-
VIVA – Pandemi COVID-19 meningkatkan beberapa potensi risiko di sektor keuangan. Baik di sisi risiko likuiditas berupa aliran dana keluar, risiko kredit berupa debitur yang default akibat penurunan aktivitas usahanya, serta tekanan profitabilitas baik pada perusahaan maupun debitur.
Potensi berlanjutnya pemburukan ekonomi akibat pandemi ini akan mengancam stabilitas sistem jasa keuangan apabila tidak dilakukan pencegahan (mitigasi) lebih dini. Hal tersebut pun direspons cepat oleh Otoritas Jasa Keuangan (OJK) dengan mengeluarkan kebijakan forward looking and countercyclical.
Kebijakan itu yang ditujukan untuk mengurangi volatilitas pasar dan outflow non-residen, serta menjaga stabilitas sistem keuangan secara keseluruhan.
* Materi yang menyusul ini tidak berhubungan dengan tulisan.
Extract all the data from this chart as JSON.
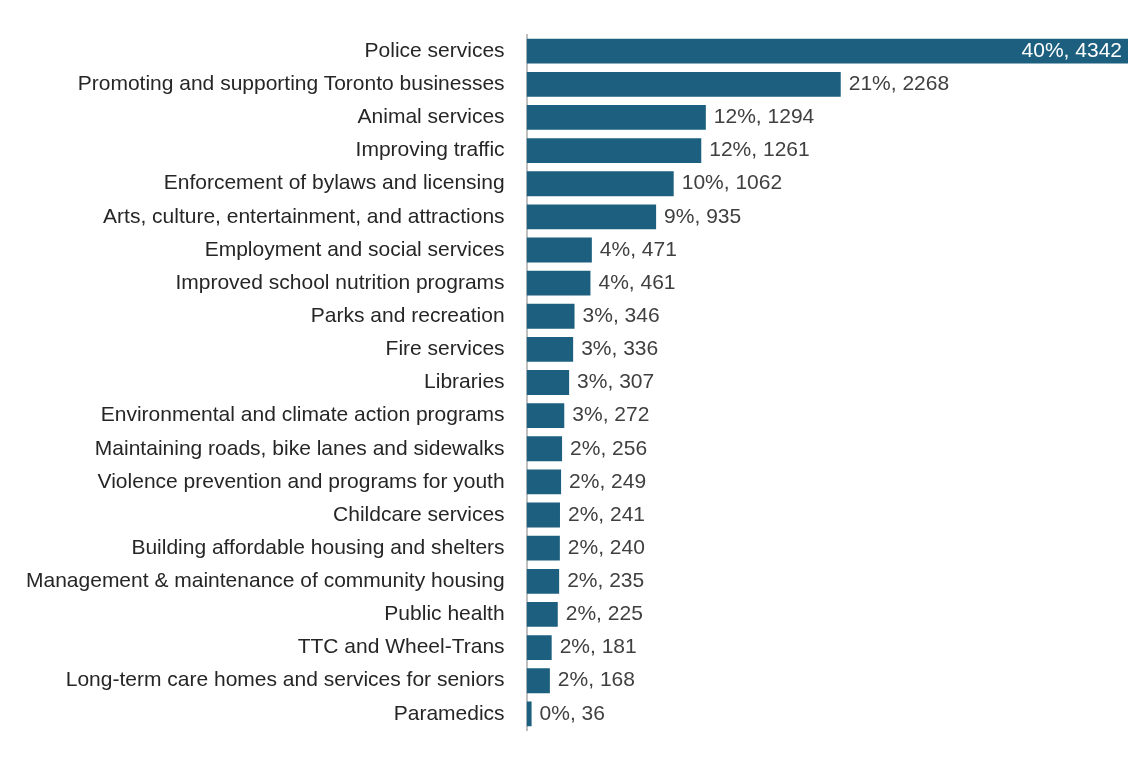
{
  "chart_data": {
    "type": "bar",
    "orientation": "horizontal",
    "color": "#1c5f7e",
    "grid": false,
    "legend": false,
    "tick_labels": "y",
    "categories": [
      "Police services",
      "Promoting and supporting Toronto businesses",
      "Animal services",
      "Improving traffic",
      "Enforcement of bylaws and licensing",
      "Arts, culture, entertainment, and attractions",
      "Employment and social services",
      "Improved school nutrition programs",
      "Parks and recreation",
      "Fire services",
      "Libraries",
      "Environmental and climate action programs",
      "Maintaining roads, bike lanes and sidewalks",
      "Violence prevention and programs for youth",
      "Childcare services",
      "Building affordable housing and shelters",
      "Management & maintenance of community housing",
      "Public health",
      "TTC and Wheel-Trans",
      "Long-term care homes and services for seniors",
      "Paramedics"
    ],
    "values": [
      4342,
      2268,
      1294,
      1261,
      1062,
      935,
      471,
      461,
      346,
      336,
      307,
      272,
      256,
      249,
      241,
      240,
      235,
      225,
      181,
      168,
      36
    ],
    "value_labels": [
      "40%, 4342",
      "21%, 2268",
      "12%, 1294",
      "12%, 1261",
      "10%, 1062",
      "9%, 935",
      "4%, 471",
      "4%, 461",
      "3%, 346",
      "3%, 336",
      "3%, 307",
      "3%, 272",
      "2%, 256",
      "2%, 249",
      "2%, 241",
      "2%, 240",
      "2%, 235",
      "2%, 225",
      "2%, 181",
      "2%, 168",
      "0%, 36"
    ]
  }
}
Pemerintah dan Bank Indonesia juga sangat membantu dengan stimulus fiskal dan kebijakan moneter yang akomodatif.
Baca juga: Menteri Basuki Minta Kontraktor di Sulbar Bantu Tanggap Bencana
"OJK bersama Pemerintah dan Bank Indonesia telah memberikan ruang bagi sektor riil untuk bertahan dalam menghadapi dampak pelemahan ekonomi khususnya dalam memitigasi risiko gagal bayar debitur (default) dan risiko likuiditas di pasar keuangan," ujar Ketua Dewan Komisioner OJK Wimboh Santoso dalam Pertemuan Tahunan Industri Jasa Keuangan secara virtual di Jakarta, dikutip Minggu 17 Januari 2021.
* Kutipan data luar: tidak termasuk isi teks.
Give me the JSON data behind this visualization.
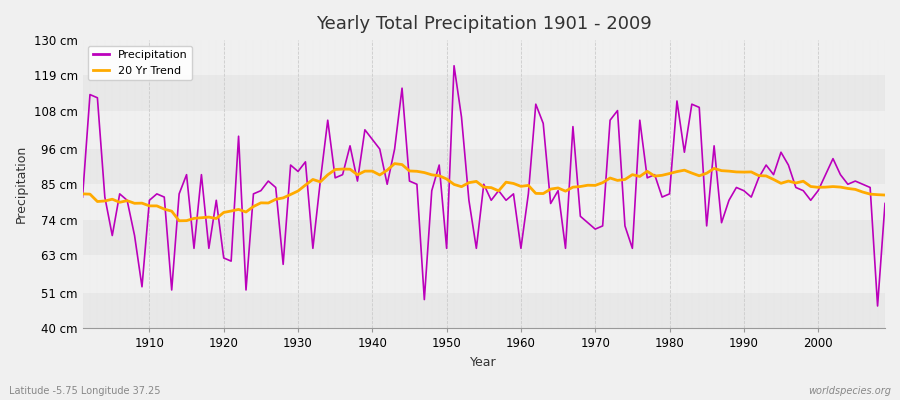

Wimboh menuturkan, dengan berbagai kebijakan tersebut, perekonomian domestik secara bertahap terus membaik. Didorong juga oleh realisasi stimulus fiskal perbaikan ekspor, serta kebijakan restrukturisasi kredit. Hal itu meringankan beban masyarakat, pelaku sektor informal, dan UMKM serta pelaku usaha lainnya.